Prof David Spiegelhalter, Winton Professor of the Public Understanding of Risk, University of Cambridge, said:

“This is a ground-breaking review.  Since important studies have never been published, the reviewers have had to go back to clinical trial reports comprising over 100,000 pages: the effort to obtain these is a saga in itself. The poor quality of these reports clearly made extracting relevant data a massive struggle, with many pragmatic assumptions having to be made, but the final statistical methods are standard and have been used in hundreds of Cochrane reviews.  Let’s hope that in future high-quality data can be routinely obtained and this type of review becomes unnecessary.”


Dr John McCauley, Director of the WHO Collaborating Centre for Influenza, MRC National Institute for Medical Research (NIMR), said:

“Recent workǂ by Prof Nguygen-Van-Tam at the University of Nottingham, using data collected from collaborators around the world, reached the conclusion that during the 2009-2010 influenza pandemic (H1N1, swine flu) early initiation of treatment with neuraminidase inhibitors reduced the likelihood of severe outcomes from infection compared with no treatment or delayed treatment. The work done by Jefferson et al had a different design and was based on clinical trials.
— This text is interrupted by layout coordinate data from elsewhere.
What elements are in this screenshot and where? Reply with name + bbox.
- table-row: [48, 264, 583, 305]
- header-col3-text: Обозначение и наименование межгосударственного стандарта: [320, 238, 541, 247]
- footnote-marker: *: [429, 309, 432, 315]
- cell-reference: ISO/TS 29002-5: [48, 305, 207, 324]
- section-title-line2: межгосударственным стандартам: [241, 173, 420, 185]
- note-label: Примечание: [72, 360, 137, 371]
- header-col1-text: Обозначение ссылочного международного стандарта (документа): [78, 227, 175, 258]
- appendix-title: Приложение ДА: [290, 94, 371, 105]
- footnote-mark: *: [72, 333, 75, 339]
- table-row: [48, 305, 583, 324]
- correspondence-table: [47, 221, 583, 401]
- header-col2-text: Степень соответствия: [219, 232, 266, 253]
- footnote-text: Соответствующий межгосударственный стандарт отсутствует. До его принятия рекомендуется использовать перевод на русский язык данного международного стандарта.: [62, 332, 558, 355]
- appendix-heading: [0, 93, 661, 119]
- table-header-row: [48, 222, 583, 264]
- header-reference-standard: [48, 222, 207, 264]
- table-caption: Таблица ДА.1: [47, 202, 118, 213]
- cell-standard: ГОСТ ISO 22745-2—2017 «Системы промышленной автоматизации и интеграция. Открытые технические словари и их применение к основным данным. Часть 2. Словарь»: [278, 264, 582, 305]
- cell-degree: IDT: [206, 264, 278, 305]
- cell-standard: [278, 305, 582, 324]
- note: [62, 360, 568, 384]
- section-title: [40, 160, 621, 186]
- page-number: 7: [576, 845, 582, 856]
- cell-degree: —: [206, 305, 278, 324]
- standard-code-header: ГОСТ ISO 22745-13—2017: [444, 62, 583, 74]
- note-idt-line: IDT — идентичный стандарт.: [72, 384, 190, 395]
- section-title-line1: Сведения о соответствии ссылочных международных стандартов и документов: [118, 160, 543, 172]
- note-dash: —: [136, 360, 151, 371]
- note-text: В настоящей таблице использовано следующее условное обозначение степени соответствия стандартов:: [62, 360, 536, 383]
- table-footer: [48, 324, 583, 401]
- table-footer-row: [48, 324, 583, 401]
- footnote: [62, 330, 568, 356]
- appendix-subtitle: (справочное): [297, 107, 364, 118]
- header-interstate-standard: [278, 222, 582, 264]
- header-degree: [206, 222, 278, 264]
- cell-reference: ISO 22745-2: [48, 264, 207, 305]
It is clear then that the differing conclusions reached by the two groups need to be carefully examined.”

ǂ MUTHURI, S.G., MYLES, P.R., VENKATESAN, S., LEONARDI-BEE, J. and NGUYEN-VAN-TAM, J.S., 2013. ‘Impact of neuraminidase inhibitor treatment on outcomes of public health importance during the 2009-2010 influenza A(H1N1) pandemic: a systematic review and meta-analysis in hospitalized patients’, The Journal of Infectious Diseases. 207(4), 553-563


Prof Patrick Wolfe, Professor of Statistics, UCL, said:

“This review attempts to assess the evidence from 99 manufacturer-sponsored trials of the drugs oseltamivir (Tamiflu) and zanamivir (Relenza) for the treatment and prevention of seasonal and pandemic influenza in adults and children.  The authors discuss their decision not to include published trial reports – i.e., data from journal articles – but instead to use manufacturers’ reports to regulators (which they term “clinical study reports”) and regulator comments as part of their assessment.  They also discuss why an additional 8 trials were in their view unsuitable for inclusion in the analysis, and they describe a method for rating the risk of included trials for selection bias or other problems.

“The report concurs that there is evidence “both oseltamivir and zanamivir reduce the time to symptomatic improvement in adults (but not asthmatic children) with influenza-like illness” and that “Using either drug as prophylaxis reduces the risk of developing symptomatic influenza”.  However, the authors posit that “these drugs do not have an influenza-specific effect” and that based on their findings, “there is little support for their use as prophylactic agents, for example, during influenza epidemics”.  Overall, the authors note that their analysis “agrees with the conservative conclusions on both drugs drawn by the US Food and Drug Administration (FDA)”, which “described the overall performance of both drugs as ’modest’.”

“Caveats to bear in mind: As the authors state, “Our decision not to use published evidence as a basis for trial appraisal and data extraction meant that we had to reconcile and synthesise information from multiple unpublished sources”.  Moreover, “We are still uncertain whether the complete study reports represent an exhaustive and coherent source of trial narrative and data”.

“If nothing else, this report shows the importance of making full clinical trial, methods, and procedural data available for independent evaluation.”


‘Neuraminidase inhibitors for preventing and treating influenza in healthy adults and children (Review)’ by T Jefferson et al. published in The Cochrane Library, Wiley on Thursday 10 April 2014.